Cigarettes is probably the most suitable name for Brad Casey and his music. It was chosen by Casey for its double-meanings: it can mean cool or uncool, and it can also mean acceptance or revulsion.

The image that I got from the name Cigarettes is one of an old bar with many people sitting around, casually smoking and discussing the city. And the city is a theme that Casey deals with throughout the course of Will to War and Wreck It. Together with drummer Mike Duffield, Casey creates a complex, dark and dreamlike atmosphere for his debut.

I’m going to guess that Radiohead had somewhat of an influence on the sound of Cigarettes. You can especially hear it in songs like “Ramblin’ Rose.” While the title makes it sound like a country song, it’s far from that. It’s a song with a fluid guitar picking pattern and ominous bass that sounds like something from In Rainbows-era Radiohead.

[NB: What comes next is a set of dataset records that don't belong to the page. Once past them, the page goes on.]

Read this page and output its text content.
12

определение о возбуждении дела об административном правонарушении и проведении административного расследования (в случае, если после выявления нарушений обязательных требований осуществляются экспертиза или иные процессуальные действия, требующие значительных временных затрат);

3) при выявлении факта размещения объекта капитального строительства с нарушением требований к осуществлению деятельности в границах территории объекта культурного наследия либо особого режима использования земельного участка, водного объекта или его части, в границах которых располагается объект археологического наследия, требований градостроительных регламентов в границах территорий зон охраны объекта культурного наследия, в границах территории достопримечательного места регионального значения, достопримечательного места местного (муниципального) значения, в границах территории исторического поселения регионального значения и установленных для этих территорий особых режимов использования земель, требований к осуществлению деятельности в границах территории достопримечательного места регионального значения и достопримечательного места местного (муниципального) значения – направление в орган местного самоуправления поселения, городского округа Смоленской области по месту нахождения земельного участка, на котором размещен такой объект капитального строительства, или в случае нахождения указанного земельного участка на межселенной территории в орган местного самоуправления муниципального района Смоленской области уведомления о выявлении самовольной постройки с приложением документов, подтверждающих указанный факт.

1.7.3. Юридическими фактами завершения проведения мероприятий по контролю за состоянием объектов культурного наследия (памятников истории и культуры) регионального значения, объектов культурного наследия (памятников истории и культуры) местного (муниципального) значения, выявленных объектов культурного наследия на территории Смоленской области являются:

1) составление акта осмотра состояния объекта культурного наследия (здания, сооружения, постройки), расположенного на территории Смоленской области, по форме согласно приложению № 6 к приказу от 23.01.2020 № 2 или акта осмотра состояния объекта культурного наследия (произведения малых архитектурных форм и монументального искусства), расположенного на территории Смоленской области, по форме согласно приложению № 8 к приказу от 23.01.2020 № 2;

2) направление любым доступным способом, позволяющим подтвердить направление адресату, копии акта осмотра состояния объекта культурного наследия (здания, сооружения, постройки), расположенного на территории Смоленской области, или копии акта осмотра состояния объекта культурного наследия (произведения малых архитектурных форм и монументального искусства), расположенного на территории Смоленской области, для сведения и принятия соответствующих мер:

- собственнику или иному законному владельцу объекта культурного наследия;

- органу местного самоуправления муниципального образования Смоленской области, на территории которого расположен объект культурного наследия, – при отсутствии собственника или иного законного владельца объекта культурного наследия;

Casey also has a similar vocal style to Thom Yorke at some points- he definitely doesn’t reach for high notes the way Yorke does, but he sings with more emphasis on what his voice will add to the song than his enunciation. I couldn’t always understand what Casey was singing, but it didn’t (and doesn’t) really matter.

I really noticed the instrumentals in this album more than I have in the past. That’s probably because they’re so complex. While guitar trumps all other instruments in most records, the guitar and bass do equal work to set the mood. Often I found myself bobbing my head interchangeably between the bass and guitar because they were both so prominent.

Casey isn’t afraid of experimenting a little either. On songs like “The Night” and the epic album closer “I Saw You Once,” there are instances of what could be jamming, or just a lot of really awesome solos.

As mentioned, the album closer is an epic, clocking in at almost nine minutes and ending with a bang. It’s truly a worthy ending song that starts out restrained and slowly adds in more as it goes along.

If this is just the beginning for Casey, I’d very much like to see what he comes out with next. - Grayowl Point


Will to War and Wreck It

Will to War and Wreck It, was recorded in Toronto in an East end factory loft with Chris Lyons (of Heartbeat Hotel), Mike Duffield and Keith Hamilton (of Hamilton Trading Co, both formerly of The Postage Stamps, Diableros), was mixed and mastered in Halifax by AA Wallace (of The Sleepless Nights). The album runs at just under 40 minutes and consists of 8 songs, all of which were written by Brad Casey but one written by Jordaan Mason (of The Horse Museum). Will to War and Wreck It is available on vinyl with companion download cards.



Cigarettes is a name taken for its dichotomies; its combination of cool/uncool, masculine/feminine, acceptance/revulsion, and is the performing name of Brad Casey. The songs Cigarettes currently performs deal with the concept of modern love in the city, the issues that come with attempts at warmth and tenderness when surrounded by cold, steel and concrete buildings, grey roads and sidewalks, cars and crowds of people. The songs, performed with drummer Mike Duffield, attempt a celebration of the sorrows that rise when dealt with these situations of love. Dark and manic yet tender, the music of Cigarettes falls into a tradition of the love song irregularly.